Although Scott and a 4K teacher reported that S.T. had significant problems with retaining
information, maintaining attention, social relationships and hygiene, no treating physician or
provider clearly indicated that S.T. had marked or extreme limitations (as those terms are
defined by the federal regulations) in any of the six functional domains or that his symptoms
even significantly impaired his ability to function in the classroom. Scott points out that a later
application for benefits that she filed on S.T.’s behalf was approved, but an ALJ’s decision is
reviewed based on the record that was before the ALJ at the time of the decision. Stepp v. Colvin,
795 F.3d 711, 722 n.2 (7th Cir. 2015); Eads v. Sec’y of HHS, 983 F.2d 815, 817 (7th Cir. 1993).

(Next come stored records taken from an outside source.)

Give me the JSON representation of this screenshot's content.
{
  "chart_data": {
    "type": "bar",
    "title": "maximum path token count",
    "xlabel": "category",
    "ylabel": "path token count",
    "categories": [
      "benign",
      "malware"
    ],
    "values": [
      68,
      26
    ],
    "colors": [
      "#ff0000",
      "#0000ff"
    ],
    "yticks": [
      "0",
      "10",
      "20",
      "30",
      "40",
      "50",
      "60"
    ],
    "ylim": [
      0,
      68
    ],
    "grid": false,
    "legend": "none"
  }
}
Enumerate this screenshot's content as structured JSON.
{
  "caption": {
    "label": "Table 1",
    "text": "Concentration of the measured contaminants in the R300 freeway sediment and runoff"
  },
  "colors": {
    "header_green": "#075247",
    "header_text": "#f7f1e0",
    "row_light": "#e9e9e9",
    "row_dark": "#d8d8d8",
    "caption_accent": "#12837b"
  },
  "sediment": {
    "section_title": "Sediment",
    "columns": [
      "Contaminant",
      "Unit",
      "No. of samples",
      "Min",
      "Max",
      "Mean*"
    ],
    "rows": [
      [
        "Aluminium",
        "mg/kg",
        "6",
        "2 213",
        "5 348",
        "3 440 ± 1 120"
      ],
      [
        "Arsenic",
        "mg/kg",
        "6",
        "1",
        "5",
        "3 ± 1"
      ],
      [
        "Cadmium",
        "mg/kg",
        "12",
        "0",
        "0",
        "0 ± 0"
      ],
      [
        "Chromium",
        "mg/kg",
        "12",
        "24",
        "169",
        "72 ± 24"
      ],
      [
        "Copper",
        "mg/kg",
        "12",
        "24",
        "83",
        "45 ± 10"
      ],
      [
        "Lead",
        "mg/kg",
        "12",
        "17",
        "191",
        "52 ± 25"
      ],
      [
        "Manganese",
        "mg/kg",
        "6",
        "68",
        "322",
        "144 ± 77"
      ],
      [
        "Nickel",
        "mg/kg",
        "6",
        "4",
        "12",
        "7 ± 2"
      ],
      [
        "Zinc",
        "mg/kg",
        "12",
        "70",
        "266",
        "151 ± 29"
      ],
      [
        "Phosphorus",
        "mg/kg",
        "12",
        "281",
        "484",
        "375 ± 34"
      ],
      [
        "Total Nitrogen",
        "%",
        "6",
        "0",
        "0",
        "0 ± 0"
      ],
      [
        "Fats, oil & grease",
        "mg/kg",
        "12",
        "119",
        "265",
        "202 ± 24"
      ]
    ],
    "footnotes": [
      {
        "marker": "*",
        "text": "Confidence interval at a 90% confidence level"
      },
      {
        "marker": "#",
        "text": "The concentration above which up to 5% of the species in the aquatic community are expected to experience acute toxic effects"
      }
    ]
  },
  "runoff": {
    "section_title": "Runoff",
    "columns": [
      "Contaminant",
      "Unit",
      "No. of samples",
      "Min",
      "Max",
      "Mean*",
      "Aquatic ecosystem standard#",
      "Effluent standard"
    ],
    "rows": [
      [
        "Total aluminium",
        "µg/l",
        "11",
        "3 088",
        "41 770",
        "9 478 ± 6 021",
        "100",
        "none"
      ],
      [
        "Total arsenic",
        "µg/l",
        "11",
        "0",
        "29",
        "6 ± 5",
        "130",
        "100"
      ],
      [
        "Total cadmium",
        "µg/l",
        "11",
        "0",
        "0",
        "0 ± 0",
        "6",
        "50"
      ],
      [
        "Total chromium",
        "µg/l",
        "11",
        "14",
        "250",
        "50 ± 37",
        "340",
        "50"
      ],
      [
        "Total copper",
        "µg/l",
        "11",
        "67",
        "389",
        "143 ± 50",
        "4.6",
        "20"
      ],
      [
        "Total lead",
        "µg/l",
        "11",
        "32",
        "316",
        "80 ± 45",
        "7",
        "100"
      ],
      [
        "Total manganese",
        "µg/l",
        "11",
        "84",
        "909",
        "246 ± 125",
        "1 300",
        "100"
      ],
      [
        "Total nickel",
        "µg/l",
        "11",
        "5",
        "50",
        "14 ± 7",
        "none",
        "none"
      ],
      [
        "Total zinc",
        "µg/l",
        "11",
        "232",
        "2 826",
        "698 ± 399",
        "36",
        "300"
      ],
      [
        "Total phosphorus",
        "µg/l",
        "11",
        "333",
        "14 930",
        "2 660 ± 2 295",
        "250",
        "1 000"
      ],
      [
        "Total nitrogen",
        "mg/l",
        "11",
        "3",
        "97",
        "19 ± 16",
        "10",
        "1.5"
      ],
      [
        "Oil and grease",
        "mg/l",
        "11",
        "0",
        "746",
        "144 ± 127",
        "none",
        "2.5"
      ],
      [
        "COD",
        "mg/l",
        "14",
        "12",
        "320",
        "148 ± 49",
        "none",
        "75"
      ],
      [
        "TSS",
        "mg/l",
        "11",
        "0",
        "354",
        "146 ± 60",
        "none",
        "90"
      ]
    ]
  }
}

In the absence of other contradictory evidence available at the time of the hearing in this
case, the ALJ was entitled to consider the state agency consultant reports and attribute them
significant weight. Scheck v. Barnhart, 357 F.3d 697, 700 (7th Cir. 2004) (“ALJ may properly rely
upon the opinion of these medical experts”); 20 C.F.R. § 416.927(f) (“Administrative law judges
must consider the findings of State agency medical and psychological consultants . . . as opinion
evidence. . .”); SSR 96-5p (ALJ must consider state agency consulting reports as expert opinion
evidence and address them in the decision). Because I am persuaded that the ALJ built a
sufficiently accurate and logical bridge from the evidence to his conclusion, I am affirming the
commissioner’s decision and dismissing Scott’s appeal. Shramek v. Apfel, 226 F.3d 809, 811 (7th
IT IS ORDERED that the decision of defendant Nancy Berryhill, Acting Commissioner
of Social Security, is AFFIRMED, and that plaintiff Tina Scott’s appeal on behalf of S.T. is
DISMISSED. The clerk of court is directed to enter judgment in favor of defendant and close
Entered this 7th day of March, 2018.